The major storyline of the story is the drama surrounding their eviction notice about two years ago for the location they had occupied in San Pedro since 1982.

“[It] gave us an opportunity to not just continue telling our story, but to demonstrate the story of how resilient we are, how innovative we can be, and how as a family, we work together to deal with traumatic situations like losing people that we care about in the family and also dealing with, for the second time in our history, being evicted and having to work out of the parking lot,” Ungaro said. “The same thing happened in the late ’70s when we were building this building that we just left.”

Although the show deals with dramatic situations, Ungaro said that one of the most valuable aspects of the series is capturing the family being themselves.

“My dad passed away when he was 56 years old, and Tommy Jr. was 55, so I could relate to what his kids were going through, because I was their age when I lost my dad,” Ungaro said. “And as I thought about it, I go, you know, what do I have for my dad? I have some photos and a couple videos, because this was the ’90s. But these kids, the Amalfitano family, they have seven seasons of their dad being himself — television-quality video of him — in addition to all the photos and their memories. I think it was really unique.
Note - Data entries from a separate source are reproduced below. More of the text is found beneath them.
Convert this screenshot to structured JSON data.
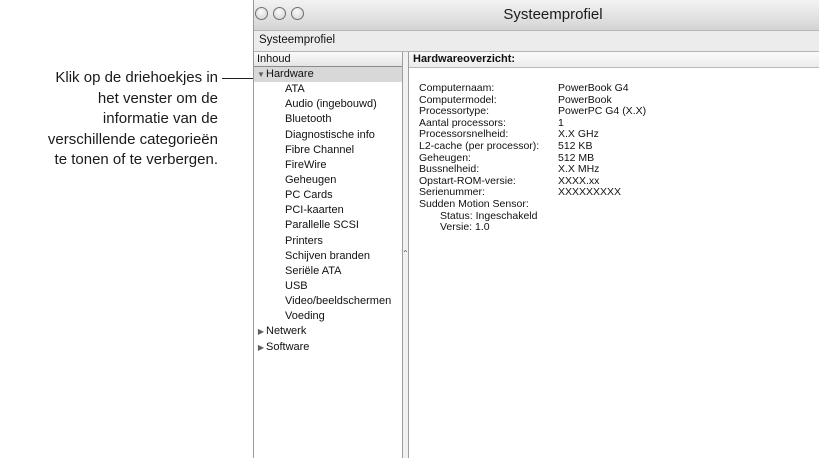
{
  "callout": {
    "lines": [
      "Klik op de driehoekjes in",
      "het venster om de",
      "informatie van de",
      "verschillende categorieën",
      "te tonen of te verbergen."
    ]
  },
  "window": {
    "title": "Systeemprofiel",
    "toolbar_label": "Systeemprofiel"
  },
  "sidebar": {
    "header": "Inhoud",
    "hardware": {
      "label": "Hardware",
      "icon": "triangle-down-icon"
    },
    "hardware_items": [
      "ATA",
      "Audio (ingebouwd)",
      "Bluetooth",
      "Diagnostische info",
      "Fibre Channel",
      "FireWire",
      "Geheugen",
      "PC Cards",
      "PCI-kaarten",
      "Parallelle SCSI",
      "Printers",
      "Schijven branden",
      "Seriële ATA",
      "USB",
      "Video/beeldschermen",
      "Voeding"
    ],
    "netwerk": {
      "label": "Netwerk",
      "icon": "triangle-right-icon"
    },
    "software": {
      "label": "Software",
      "icon": "triangle-right-icon"
    }
  },
  "detail": {
    "header": "Hardwareoverzicht:",
    "rows": [
      {
        "key": "Computernaam:",
        "value": "PowerBook G4"
      },
      {
        "key": "Computermodel:",
        "value": "PowerBook"
      },
      {
        "key": "Processortype:",
        "value": "PowerPC G4 (X.X)"
      },
      {
        "key": "Aantal processors:",
        "value": "1"
      },
      {
        "key": "Processorsnelheid:",
        "value": "X.X GHz"
      },
      {
        "key": "L2-cache (per processor):",
        "value": "512 KB"
      },
      {
        "key": "Geheugen:",
        "value": "512 MB"
      },
      {
        "key": "Bussnelheid:",
        "value": "X.X MHz"
      },
      {
        "key": "Opstart-ROM-versie:",
        "value": "XXXX.xx"
      },
      {
        "key": "Serienummer:",
        "value": "XXXXXXXXX"
      }
    ],
    "sms_label": "Sudden Motion Sensor:",
    "sms_status": "Status:  Ingeschakeld",
    "sms_version": "Versie:  1.0"
  }
}
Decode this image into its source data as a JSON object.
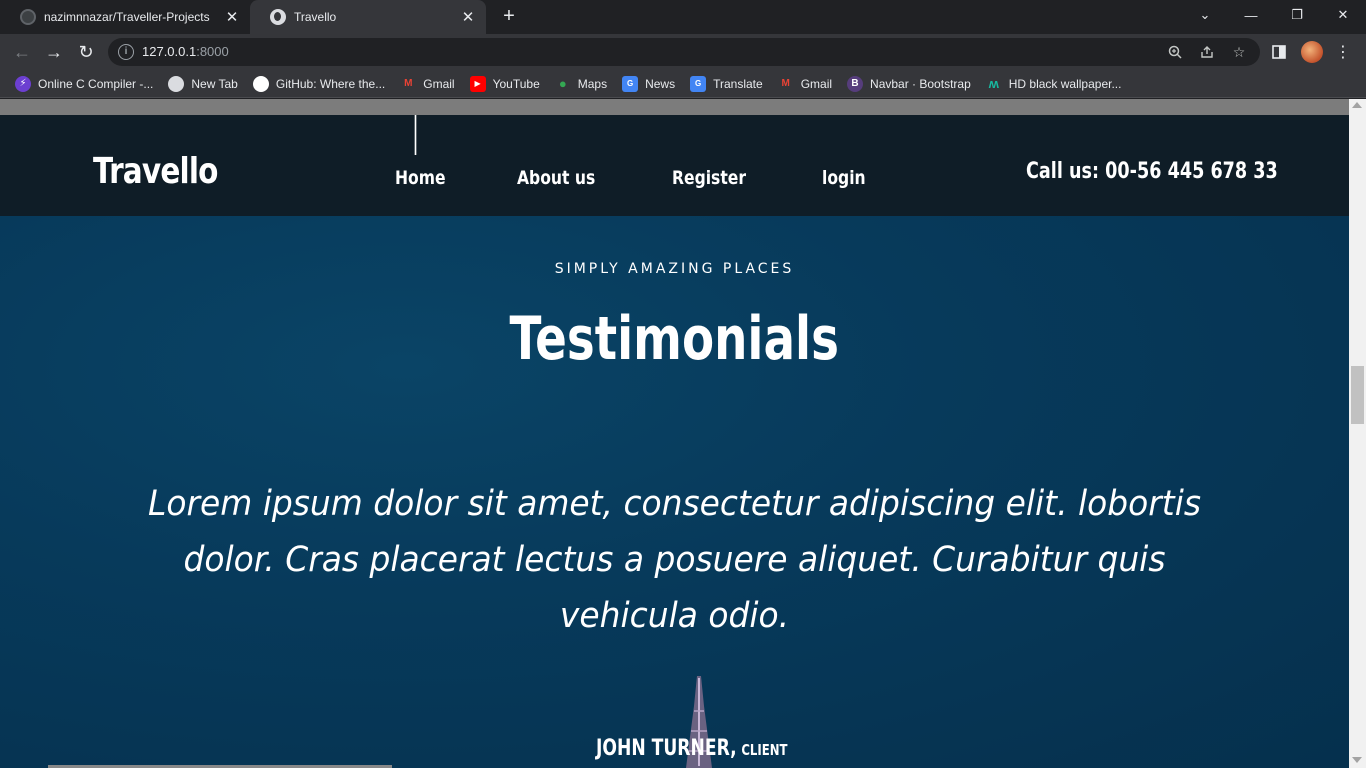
{
  "browser": {
    "tabs": [
      {
        "title": "nazimnnazar/Traveller-Projects",
        "active": false,
        "icon": "github-icon"
      },
      {
        "title": "Travello",
        "active": true,
        "icon": "globe-icon"
      }
    ],
    "new_tab_symbol": "+",
    "window_controls": {
      "tab_search": "⌄",
      "minimize": "—",
      "restore": "❐",
      "close": "✕"
    },
    "address": {
      "host": "127.0.0.1",
      "port": ":8000"
    },
    "bookmarks": [
      {
        "label": "Online C Compiler -...",
        "icon": "compiler-icon",
        "color": "#6c3fd1"
      },
      {
        "label": "New Tab",
        "icon": "globe-icon",
        "color": "#dadce0"
      },
      {
        "label": "GitHub: Where the...",
        "icon": "github-icon",
        "color": "#ffffff"
      },
      {
        "label": "Gmail",
        "icon": "gmail-icon",
        "color": "#ea4335"
      },
      {
        "label": "YouTube",
        "icon": "youtube-icon",
        "color": "#ff0000"
      },
      {
        "label": "Maps",
        "icon": "maps-icon",
        "color": "#34a853"
      },
      {
        "label": "News",
        "icon": "news-icon",
        "color": "#4285f4"
      },
      {
        "label": "Translate",
        "icon": "translate-icon",
        "color": "#4285f4"
      },
      {
        "label": "Gmail",
        "icon": "gmail-icon",
        "color": "#ea4335"
      },
      {
        "label": "Navbar · Bootstrap",
        "icon": "bootstrap-icon",
        "color": "#563d7c"
      },
      {
        "label": "HD black wallpaper...",
        "icon": "wallpaper-icon",
        "color": "#18b9a0"
      }
    ]
  },
  "site": {
    "logo": "Travello",
    "menu": [
      "Home",
      "About us",
      "Register",
      "login"
    ],
    "call": "Call us: 00-56 445 678 33"
  },
  "testimonial": {
    "kicker": "SIMPLY AMAZING PLACES",
    "heading": "Testimonials",
    "quote": "Lorem ipsum dolor sit amet, consectetur adipiscing elit. lobortis dolor. Cras placerat lectus a posuere aliquet. Curabitur quis vehicula odio.",
    "author_name": "JOHN TURNER,",
    "author_role": "CLIENT"
  },
  "colors": {
    "header_bg": "#0f1d27",
    "section_bg": "#073a5b",
    "chrome_dark": "#202124",
    "chrome_toolbar": "#35363a"
  }
}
“What I took for granted was that we've captured parts of our life that aren't fabricated. It's authentic. It's who we are. It's what we do. And it's on video forever for anyone to watch.”
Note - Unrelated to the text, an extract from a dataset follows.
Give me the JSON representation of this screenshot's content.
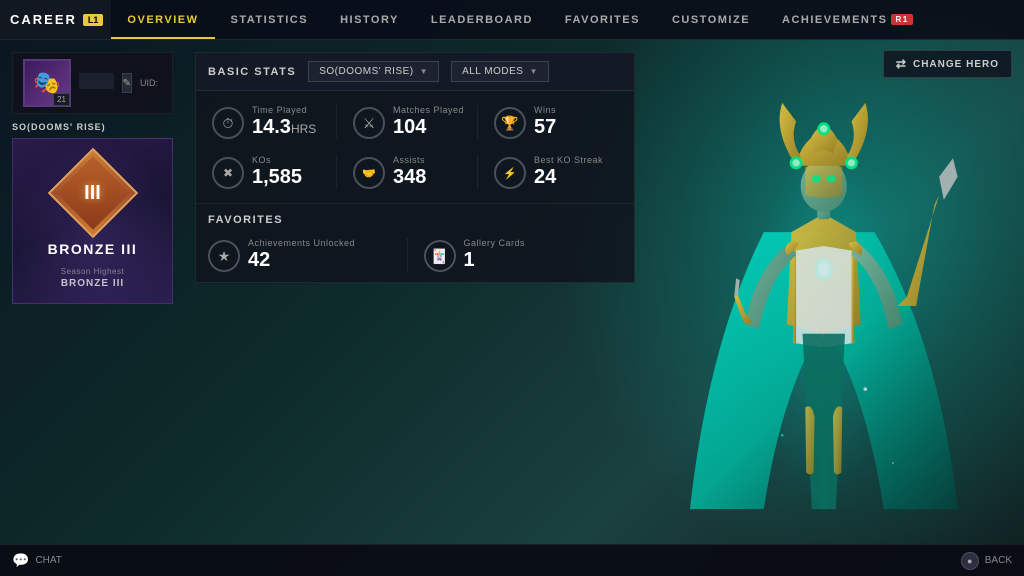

Ungaro and the family hope to reach the benchmark of at least 100,000 views in the first 30 days of going live on Amazon Prime so that they can be renewed for another two seasons. They have plenty of content in the pipeline, including a new restaurant spot planned for Northern California and potentially one in the Anaheim area. They are also looking to expand their e-commerce and retail products.

“Really what all this is is it’s us transforming the company from being just restaurants and seafood markets into a media brand,” Ungaro said. “And that opens up a whole bunch of opportunities for employees [who might] like working here, but [are] tired of flipping fajitas. [They] want to do something else. Great — we need it. We're producing content, there's social media, there's marketing. It just really opens us up to a lot of new opportunities for people that want to try something different, that are willing to learn a new skill or a new trade. So I'm excited about that. I just think it's a whole bunch of new possibilities for everybody.”